By Randy Patrick
The Kentucky Standard
The convent four miles north of Bardstown on Louisville Road has installed 132 solar panels on the flat roof of Carrico Hall, an assisted living residence behind the church.The panels provide about 42,900 kilowatts of power to light and heat the residence hall, part of the motherhouse, a guest house, Nativity Hall, the water plant and a mechanics shop.

Mike Schneider, the community’s maintenance director, said he thinks it’s the largest solar project of its kind in or around Nelson County. It went live last Friday.

“In our effort to be sustainable, we wanted to reduce our carbon footprint, and one big way of doing that is to look at alternative energy,” said Sister Theresa Knabel, who was the first to begin pushing the idea and has worked as a consultant on the project.

Knabel, who helped oversee the construction of Carrico Hall in the mid-1990s and, at the same time, the renovation of the motherhouse and O’Connell Hall to make them more energy-efficient, wanted to install solar panels back then, but hardly any companies in Kentucky were doing such work. That made it hard to get contractors, architects and engineers who were capable of doing the work. Also, it was cost-prohibitive then.

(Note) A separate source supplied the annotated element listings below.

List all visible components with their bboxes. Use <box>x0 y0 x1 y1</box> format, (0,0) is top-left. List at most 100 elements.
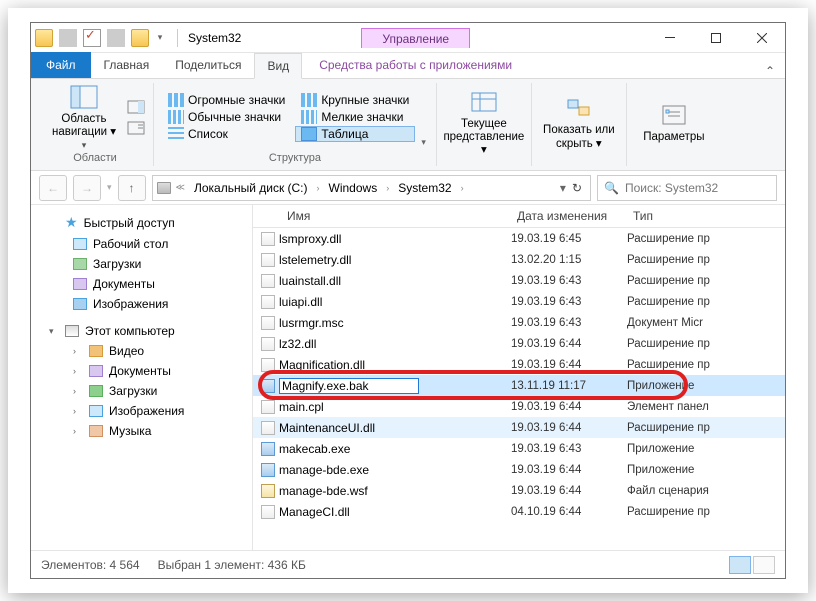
address-dropdown-icon[interactable]: ▾ <box>560 181 566 195</box>
exe-icon <box>257 463 279 477</box>
dll-icon <box>257 295 279 309</box>
file-row[interactable]: lsmproxy.dll19.03.19 6:45Расширение пр <box>253 228 785 249</box>
tab-manage[interactable]: Управление <box>361 28 470 48</box>
preview-pane-icon[interactable] <box>127 100 145 114</box>
explorer-window: ▾ System32 Управление Файл Главная Подел… <box>30 22 786 579</box>
dll-icon <box>257 232 279 246</box>
layout-medium[interactable]: Обычные значки <box>162 109 291 125</box>
file-row[interactable]: manage-bde.wsf19.03.19 6:44Файл сценария <box>253 480 785 501</box>
file-row[interactable]: manage-bde.exe19.03.19 6:44Приложение <box>253 459 785 480</box>
layout-large[interactable]: Крупные значки <box>295 92 415 108</box>
back-button[interactable]: ← <box>39 175 67 201</box>
file-name: lstelemetry.dll <box>279 253 511 267</box>
breadcrumb[interactable]: ≪ Локальный диск (C:)› Windows› System32… <box>152 175 591 201</box>
tab-view[interactable]: Вид <box>254 53 302 79</box>
dll-icon <box>257 400 279 414</box>
file-list: Имя Дата изменения Тип lsmproxy.dll19.03… <box>253 205 785 550</box>
minimize-button[interactable] <box>647 23 693 52</box>
tab-home[interactable]: Главная <box>91 52 163 78</box>
details-pane-icon[interactable] <box>127 121 145 135</box>
folder-icon <box>35 29 53 47</box>
exe-icon <box>257 379 279 393</box>
tab-file[interactable]: Файл <box>31 52 91 78</box>
file-row[interactable]: lstelemetry.dll13.02.20 1:15Расширение п… <box>253 249 785 270</box>
pictures-icon <box>73 298 87 310</box>
status-bar: Элементов: 4 564 Выбран 1 элемент: 436 К… <box>31 550 785 578</box>
qat-properties-icon[interactable] <box>83 29 101 47</box>
file-name: lusrmgr.msc <box>279 316 511 330</box>
close-button[interactable] <box>739 23 785 52</box>
file-name: manage-bde.wsf <box>279 484 511 498</box>
address-bar: ← → ▾ ↑ ≪ Локальный диск (C:)› Windows› … <box>31 171 785 205</box>
view-icons-button[interactable] <box>753 556 775 574</box>
wsf-icon <box>257 484 279 498</box>
pc-icon <box>65 325 79 337</box>
column-headers[interactable]: Имя Дата изменения Тип <box>253 205 785 228</box>
tab-app-tools[interactable]: Средства работы с приложениями <box>306 52 525 78</box>
qat-folder-icon[interactable] <box>131 29 149 47</box>
file-name: luiapi.dll <box>279 295 511 309</box>
dll-icon <box>257 505 279 519</box>
file-row[interactable]: Magnification.dll19.03.19 6:44Расширение… <box>253 354 785 375</box>
file-name: makecab.exe <box>279 442 511 456</box>
ribbon-collapse-icon[interactable]: ⌃ <box>755 64 785 78</box>
history-dropdown-icon[interactable]: ▾ <box>107 182 112 193</box>
file-row[interactable]: MaintenanceUI.dll19.03.19 6:44Расширение… <box>253 417 785 438</box>
file-row[interactable]: ManageCI.dll04.10.19 6:44Расширение пр <box>253 501 785 522</box>
desktop-icon <box>73 238 87 250</box>
refresh-icon[interactable]: ↻ <box>572 181 582 195</box>
file-row[interactable]: luainstall.dll19.03.19 6:43Расширение пр <box>253 270 785 291</box>
layout-small[interactable]: Мелкие значки <box>295 109 415 125</box>
file-name: MaintenanceUI.dll <box>279 421 511 435</box>
file-name: manage-bde.exe <box>279 463 511 477</box>
maximize-button[interactable] <box>693 23 739 52</box>
file-row[interactable]: main.cpl19.03.19 6:44Элемент панел <box>253 396 785 417</box>
file-name: main.cpl <box>279 400 511 414</box>
search-icon: 🔍 <box>604 181 619 195</box>
dll-icon <box>257 253 279 267</box>
ribbon: Область навигации ▾ Области Огромные зна… <box>31 79 785 171</box>
layout-table[interactable]: Таблица <box>295 126 415 142</box>
file-name <box>279 378 511 394</box>
ribbon-tabs: Файл Главная Поделиться Вид Средства раб… <box>31 53 785 79</box>
star-icon: ★ <box>65 214 78 231</box>
search-input[interactable]: 🔍 Поиск: System32 <box>597 175 777 201</box>
pictures-icon <box>89 405 103 417</box>
downloads-icon <box>89 385 103 397</box>
nav-tree[interactable]: ★Быстрый доступ Рабочий стол Загрузки До… <box>31 205 253 550</box>
documents-icon <box>89 365 103 377</box>
rename-input[interactable] <box>279 378 419 394</box>
file-row[interactable]: makecab.exe19.03.19 6:43Приложение <box>253 438 785 459</box>
file-row[interactable]: luiapi.dll19.03.19 6:43Расширение пр <box>253 291 785 312</box>
show-hide-button[interactable]: Показать или скрыть ▾ <box>540 90 618 154</box>
dll-icon <box>257 337 279 351</box>
file-name: lsmproxy.dll <box>279 232 511 246</box>
current-view-button[interactable]: Текущее представление ▾ <box>445 84 523 162</box>
file-row[interactable]: lusrmgr.msc19.03.19 6:43Документ Micr <box>253 312 785 333</box>
layout-more-icon[interactable]: ▾ <box>419 135 428 150</box>
nav-pane-button[interactable]: Область навигации ▾ <box>45 79 123 154</box>
exe-icon <box>257 442 279 456</box>
file-row[interactable]: 13.11.19 11:17Приложение <box>253 375 785 396</box>
window-title: System32 <box>182 31 241 45</box>
videos-icon <box>89 345 103 357</box>
downloads-icon <box>73 258 87 270</box>
forward-button[interactable]: → <box>73 175 101 201</box>
file-row[interactable]: lz32.dll19.03.19 6:44Расширение пр <box>253 333 785 354</box>
up-button[interactable]: ↑ <box>118 175 146 201</box>
file-name: lz32.dll <box>279 337 511 351</box>
tab-share[interactable]: Поделиться <box>162 52 254 78</box>
options-button[interactable]: Параметры <box>635 97 713 148</box>
file-name: ManageCI.dll <box>279 505 511 519</box>
layout-huge[interactable]: Огромные значки <box>162 92 291 108</box>
layout-list[interactable]: Список <box>162 126 291 142</box>
dll-icon <box>257 421 279 435</box>
file-name: luainstall.dll <box>279 274 511 288</box>
qat-dropdown-icon[interactable]: ▾ <box>151 29 169 47</box>
view-details-button[interactable] <box>729 556 751 574</box>
item-count: Элементов: 4 564 <box>41 558 140 572</box>
dll-icon <box>257 316 279 330</box>
dll-icon <box>257 358 279 372</box>
drive-icon <box>157 182 171 194</box>
selection-info: Выбран 1 элемент: 436 КБ <box>158 558 306 572</box>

“But I was sure it was possible, so that’s been my dream for 20 years to get this moving, and now it’s much more available and a little more affordable,” she said.

Sister Mary Elizabeth Miller, head of campus services, who oversees the buildings, and Schneider led the project, working with a New Albany, Ind., company, Sun-Wind Power.

The panels are all “made in the U.S.A., and that’s truly important,” Knabel said.

The sisters began working with another contractor, but its materials were manufactured in China, and Miller wanted to support an American company.

The organizers of the project won’t say how much it costs, but Miller said it represents “a significant investment.”

Schneider said the main source of energy for the campus will still be electricity purchased from Salt River Electric Cooperative, but the solar panels should substantially cut the amount purchased and lower the convent’s monthly bill.

“We probably won’t have a bill of credit with Salt River, simply because of the power consumption” on those buildings, he said.

The solar panels are only the latest and most noteworthy energy-efficiency project at SCN. The convent is converting to low-flush toilets and low-energy LED lighting, and a little retreat cottage in the woods is geothermal.

It recently replaced four conventional hot water heaters with on-demand heaters.

“When the water starts to flow … the heaters will ignite and start producing hot water,” Schneider said.

The sisters believe that caring for the earth is an integral part of their mission.

A 2014 mission statement regarding its lands and buildings says: “We reverence the sacredness and interconnectedness of all creation and commit ourselves to a sustainable relationship with the earth.”

Sisters of Charity of Nazareth is part of the Sustainable Land Roundtable, along with the Sisters of Loretto in Marion County, the Dominican Sisters of Peace in Washington County, the Kentucky Land Trust Bernheim Forest and Arboretum, and other groups.

Miller said she and others are working with Bernheim Forest to remove invasive species, such as honeysuckle and burning bush, from the forest at Nazareth, and with Peterson Farms to improve the soil in its fields by raising only two crops a year — corn and wheat, and a cover crop, such as radishes or rye — to replenish the nutrients in the earth.

On Feb. 3, the sisters’ mission committee hosted a luncheon on “Care of Our Common Home” with Tim Darst, director of Kentucky Interfaith Power and Light, as the presenter. The discussion on care for the earth, conservation and sustainability included a talk about the solar project.